The three main areas of discussion included:
Stakeholders don't have a shared definition of "value" in cancer care. At the most basic level, stakeholders across the industry have ill-defined and inconsistent definitions of what "value-based care" in oncology means. This lack of a shared definition and vision hinders progress and has resulted in disparate pilots and tools being used in isolation. Furthermore, as treatment improves, cancer is now a chronic disease for many, underscoring the importance of tracking and reporting long-term outcomes and refocusing the timeframe by which we measure "value."
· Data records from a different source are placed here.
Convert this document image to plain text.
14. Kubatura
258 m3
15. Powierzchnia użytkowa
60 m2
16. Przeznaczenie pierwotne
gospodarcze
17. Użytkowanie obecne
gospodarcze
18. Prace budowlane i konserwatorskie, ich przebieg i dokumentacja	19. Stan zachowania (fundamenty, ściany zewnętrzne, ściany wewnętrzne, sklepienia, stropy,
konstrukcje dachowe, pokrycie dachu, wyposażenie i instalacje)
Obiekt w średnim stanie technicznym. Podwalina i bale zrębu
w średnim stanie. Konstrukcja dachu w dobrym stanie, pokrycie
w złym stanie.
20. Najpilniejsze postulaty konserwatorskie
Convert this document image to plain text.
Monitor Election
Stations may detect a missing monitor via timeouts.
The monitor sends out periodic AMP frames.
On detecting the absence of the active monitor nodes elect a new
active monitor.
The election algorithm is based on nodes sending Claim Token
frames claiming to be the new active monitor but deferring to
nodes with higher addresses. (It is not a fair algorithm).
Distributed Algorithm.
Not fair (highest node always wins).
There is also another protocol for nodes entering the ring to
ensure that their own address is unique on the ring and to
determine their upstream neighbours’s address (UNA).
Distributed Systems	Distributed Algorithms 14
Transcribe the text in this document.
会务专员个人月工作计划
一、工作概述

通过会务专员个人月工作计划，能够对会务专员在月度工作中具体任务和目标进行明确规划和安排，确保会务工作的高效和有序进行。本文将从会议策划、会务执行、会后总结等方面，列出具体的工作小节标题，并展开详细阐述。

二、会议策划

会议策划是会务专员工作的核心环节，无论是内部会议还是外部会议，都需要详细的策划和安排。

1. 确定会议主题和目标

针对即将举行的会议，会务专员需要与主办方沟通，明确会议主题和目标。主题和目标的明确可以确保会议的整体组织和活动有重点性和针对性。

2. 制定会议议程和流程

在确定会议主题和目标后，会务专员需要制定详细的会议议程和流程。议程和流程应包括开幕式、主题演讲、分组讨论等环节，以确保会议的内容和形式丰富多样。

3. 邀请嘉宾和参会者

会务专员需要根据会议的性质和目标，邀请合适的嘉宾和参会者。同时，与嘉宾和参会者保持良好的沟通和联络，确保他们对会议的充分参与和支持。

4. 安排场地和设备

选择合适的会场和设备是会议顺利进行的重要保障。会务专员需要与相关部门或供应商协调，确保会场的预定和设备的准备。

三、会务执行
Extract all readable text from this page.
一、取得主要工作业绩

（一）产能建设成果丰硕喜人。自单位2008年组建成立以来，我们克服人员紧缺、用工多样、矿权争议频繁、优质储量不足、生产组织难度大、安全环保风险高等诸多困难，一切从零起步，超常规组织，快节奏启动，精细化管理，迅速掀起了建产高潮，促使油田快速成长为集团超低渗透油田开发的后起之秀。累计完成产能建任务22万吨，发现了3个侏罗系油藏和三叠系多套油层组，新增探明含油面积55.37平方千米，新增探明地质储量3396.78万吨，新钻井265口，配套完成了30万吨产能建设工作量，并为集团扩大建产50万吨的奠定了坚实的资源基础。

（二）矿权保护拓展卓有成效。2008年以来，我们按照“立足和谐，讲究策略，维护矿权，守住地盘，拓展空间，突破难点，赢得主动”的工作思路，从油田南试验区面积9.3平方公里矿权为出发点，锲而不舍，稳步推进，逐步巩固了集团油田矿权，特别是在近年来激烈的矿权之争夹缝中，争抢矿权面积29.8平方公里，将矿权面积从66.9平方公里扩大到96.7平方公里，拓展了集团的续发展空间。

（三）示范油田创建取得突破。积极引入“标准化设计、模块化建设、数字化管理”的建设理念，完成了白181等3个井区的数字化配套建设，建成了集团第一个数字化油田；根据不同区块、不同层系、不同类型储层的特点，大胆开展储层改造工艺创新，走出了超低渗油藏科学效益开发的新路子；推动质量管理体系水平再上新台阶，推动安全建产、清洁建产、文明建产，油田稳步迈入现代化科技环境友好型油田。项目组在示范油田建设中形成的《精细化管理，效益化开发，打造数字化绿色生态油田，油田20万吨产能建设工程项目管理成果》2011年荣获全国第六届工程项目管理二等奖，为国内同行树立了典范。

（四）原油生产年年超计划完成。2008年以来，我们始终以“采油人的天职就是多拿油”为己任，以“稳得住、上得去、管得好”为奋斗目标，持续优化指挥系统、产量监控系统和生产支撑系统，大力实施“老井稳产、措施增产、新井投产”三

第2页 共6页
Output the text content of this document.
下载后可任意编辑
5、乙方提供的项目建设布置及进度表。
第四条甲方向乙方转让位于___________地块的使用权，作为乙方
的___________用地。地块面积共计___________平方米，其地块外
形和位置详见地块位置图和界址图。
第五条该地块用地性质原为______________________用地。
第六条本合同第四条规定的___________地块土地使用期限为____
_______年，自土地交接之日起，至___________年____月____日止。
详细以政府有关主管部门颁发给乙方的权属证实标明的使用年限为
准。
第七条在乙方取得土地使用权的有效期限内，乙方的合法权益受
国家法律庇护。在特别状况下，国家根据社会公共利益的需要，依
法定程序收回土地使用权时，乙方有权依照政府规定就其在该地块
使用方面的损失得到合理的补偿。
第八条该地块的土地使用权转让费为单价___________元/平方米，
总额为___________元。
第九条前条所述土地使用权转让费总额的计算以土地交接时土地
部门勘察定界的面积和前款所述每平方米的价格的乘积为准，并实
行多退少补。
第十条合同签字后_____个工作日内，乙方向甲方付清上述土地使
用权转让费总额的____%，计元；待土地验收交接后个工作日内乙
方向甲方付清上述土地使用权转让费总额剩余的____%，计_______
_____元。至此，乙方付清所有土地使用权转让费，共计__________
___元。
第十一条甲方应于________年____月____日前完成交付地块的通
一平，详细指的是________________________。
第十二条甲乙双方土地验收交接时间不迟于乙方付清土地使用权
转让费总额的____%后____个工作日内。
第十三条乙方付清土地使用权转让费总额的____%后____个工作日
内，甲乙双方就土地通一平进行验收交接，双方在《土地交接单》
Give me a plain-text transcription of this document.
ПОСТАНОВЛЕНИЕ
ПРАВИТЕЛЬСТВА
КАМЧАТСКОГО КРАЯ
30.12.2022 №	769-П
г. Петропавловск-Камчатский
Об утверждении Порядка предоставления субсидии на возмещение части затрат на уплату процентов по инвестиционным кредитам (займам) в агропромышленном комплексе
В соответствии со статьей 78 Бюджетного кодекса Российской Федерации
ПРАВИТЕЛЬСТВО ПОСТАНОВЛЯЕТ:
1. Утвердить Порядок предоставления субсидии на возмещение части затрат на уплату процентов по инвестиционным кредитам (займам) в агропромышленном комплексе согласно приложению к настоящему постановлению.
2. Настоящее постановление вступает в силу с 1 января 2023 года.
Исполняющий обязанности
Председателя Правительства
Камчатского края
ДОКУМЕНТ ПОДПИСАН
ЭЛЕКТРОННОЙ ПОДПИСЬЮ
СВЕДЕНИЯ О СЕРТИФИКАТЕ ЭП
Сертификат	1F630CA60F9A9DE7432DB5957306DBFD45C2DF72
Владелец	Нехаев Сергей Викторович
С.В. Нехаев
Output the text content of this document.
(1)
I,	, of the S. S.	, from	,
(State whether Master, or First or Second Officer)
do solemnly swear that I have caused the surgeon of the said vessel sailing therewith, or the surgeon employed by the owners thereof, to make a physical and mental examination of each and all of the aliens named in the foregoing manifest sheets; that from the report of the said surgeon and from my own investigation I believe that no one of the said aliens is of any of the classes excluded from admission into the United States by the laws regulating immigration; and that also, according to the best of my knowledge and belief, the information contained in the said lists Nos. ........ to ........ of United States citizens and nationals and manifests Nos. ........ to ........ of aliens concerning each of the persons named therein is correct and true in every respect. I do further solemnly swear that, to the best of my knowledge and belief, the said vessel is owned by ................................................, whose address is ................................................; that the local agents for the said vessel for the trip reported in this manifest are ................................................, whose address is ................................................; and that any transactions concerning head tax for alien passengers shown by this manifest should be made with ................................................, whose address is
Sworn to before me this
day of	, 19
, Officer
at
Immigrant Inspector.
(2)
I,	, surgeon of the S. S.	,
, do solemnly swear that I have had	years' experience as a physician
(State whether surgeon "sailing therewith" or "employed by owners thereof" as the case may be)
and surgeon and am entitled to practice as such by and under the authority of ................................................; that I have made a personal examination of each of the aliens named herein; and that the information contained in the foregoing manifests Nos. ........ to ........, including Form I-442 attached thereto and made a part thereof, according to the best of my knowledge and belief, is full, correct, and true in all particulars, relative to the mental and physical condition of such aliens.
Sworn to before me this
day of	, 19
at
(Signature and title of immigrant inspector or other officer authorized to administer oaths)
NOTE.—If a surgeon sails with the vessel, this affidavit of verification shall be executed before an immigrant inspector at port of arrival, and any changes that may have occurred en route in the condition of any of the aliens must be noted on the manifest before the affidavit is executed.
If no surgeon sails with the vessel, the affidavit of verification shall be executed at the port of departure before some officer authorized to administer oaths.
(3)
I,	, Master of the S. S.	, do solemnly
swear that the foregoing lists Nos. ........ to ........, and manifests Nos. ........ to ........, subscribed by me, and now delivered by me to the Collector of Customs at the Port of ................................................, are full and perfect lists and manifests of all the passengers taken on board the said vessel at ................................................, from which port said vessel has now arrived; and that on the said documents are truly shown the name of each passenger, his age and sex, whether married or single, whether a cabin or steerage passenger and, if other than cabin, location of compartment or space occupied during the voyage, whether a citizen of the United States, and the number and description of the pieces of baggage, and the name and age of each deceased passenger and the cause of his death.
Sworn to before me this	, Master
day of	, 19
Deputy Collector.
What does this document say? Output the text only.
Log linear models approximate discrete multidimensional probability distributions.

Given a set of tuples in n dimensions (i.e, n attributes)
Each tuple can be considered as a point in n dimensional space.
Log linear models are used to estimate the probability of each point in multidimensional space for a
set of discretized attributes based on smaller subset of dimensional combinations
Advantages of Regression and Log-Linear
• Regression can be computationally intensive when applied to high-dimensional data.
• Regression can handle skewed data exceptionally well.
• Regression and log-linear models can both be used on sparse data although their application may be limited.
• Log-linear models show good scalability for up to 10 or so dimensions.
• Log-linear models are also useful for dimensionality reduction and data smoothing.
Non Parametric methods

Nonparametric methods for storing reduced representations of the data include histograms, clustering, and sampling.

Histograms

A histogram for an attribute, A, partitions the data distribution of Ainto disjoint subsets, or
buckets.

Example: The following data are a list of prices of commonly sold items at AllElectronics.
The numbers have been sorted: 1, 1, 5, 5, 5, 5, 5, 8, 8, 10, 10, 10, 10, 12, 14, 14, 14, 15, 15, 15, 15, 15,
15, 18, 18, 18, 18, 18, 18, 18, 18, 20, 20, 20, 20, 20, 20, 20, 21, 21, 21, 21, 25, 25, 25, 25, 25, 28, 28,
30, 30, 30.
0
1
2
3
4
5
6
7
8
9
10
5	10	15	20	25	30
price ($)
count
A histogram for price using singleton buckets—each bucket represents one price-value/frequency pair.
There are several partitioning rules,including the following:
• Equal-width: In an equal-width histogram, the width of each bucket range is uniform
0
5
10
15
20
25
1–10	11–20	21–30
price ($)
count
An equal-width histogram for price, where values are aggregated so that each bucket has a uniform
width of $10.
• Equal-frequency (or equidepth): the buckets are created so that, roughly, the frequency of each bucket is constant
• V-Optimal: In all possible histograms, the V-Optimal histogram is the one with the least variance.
Providers call for upfront financial investments to support care transformation. Given that providers aren't currently reimbursed for many of the elements deemed necessary to drive value, such as nurse-led symptom management and navigation, many attendees called out the importance of plans and providers working together to fund care transformation initiatives. Cancer-specific payment models can also be extremely risky for providers as a small number of outliers can drastically drive costs. What's more, due to the diversity of cancer diagnoses, value-based programs often ask stakeholders to commit significant resources to a program that only affect a small number of patients. Many participants noted that no one stakeholder seemed to be willing to front the costs for transitioning from a fee-for-service to a value-based care world. Although the financial and quality benefits of operational goals like reducing unnecessary care sound appealing, many providers are concerned about their financial interests in a value-based world and many plans have invested resources in these efforts without seeing significant savings.
Each stakeholder group needs to commit to cultural change and honest communication to move the dial on value-based care. From the plan perspective, it is incredibly difficult to bring all the necessary players together and, despite having invested in value-based contracting teams, very few programs ever materialize. From the provider perspective, organizational and clinician commitment remains challenging, made even more difficult by the current burnout and change fatigue most health care organizations are facing in the wake of Covid-19. Interestingly, pharmaceutical companies were very transparent about their interest but shortcomings in participating in value-based arrangements, whereby they also take on financial risk based on a drug's outcomes in the real world compared to its performance in clinical trials. Coming to agreement with all necessary parties, having executive buy in, picking the right drugs and outcomes to measure, and then collecting and analyzing the data are just a few of the very real hurdles making it difficult for pharma to share financial risk for expensive new therapies.
Given the very complex and deep-seated issues surfaced in our conversation, the group then walked back their original estimates of how much progress we'd make in the next five years.
Mallory Kirby contributed to this post.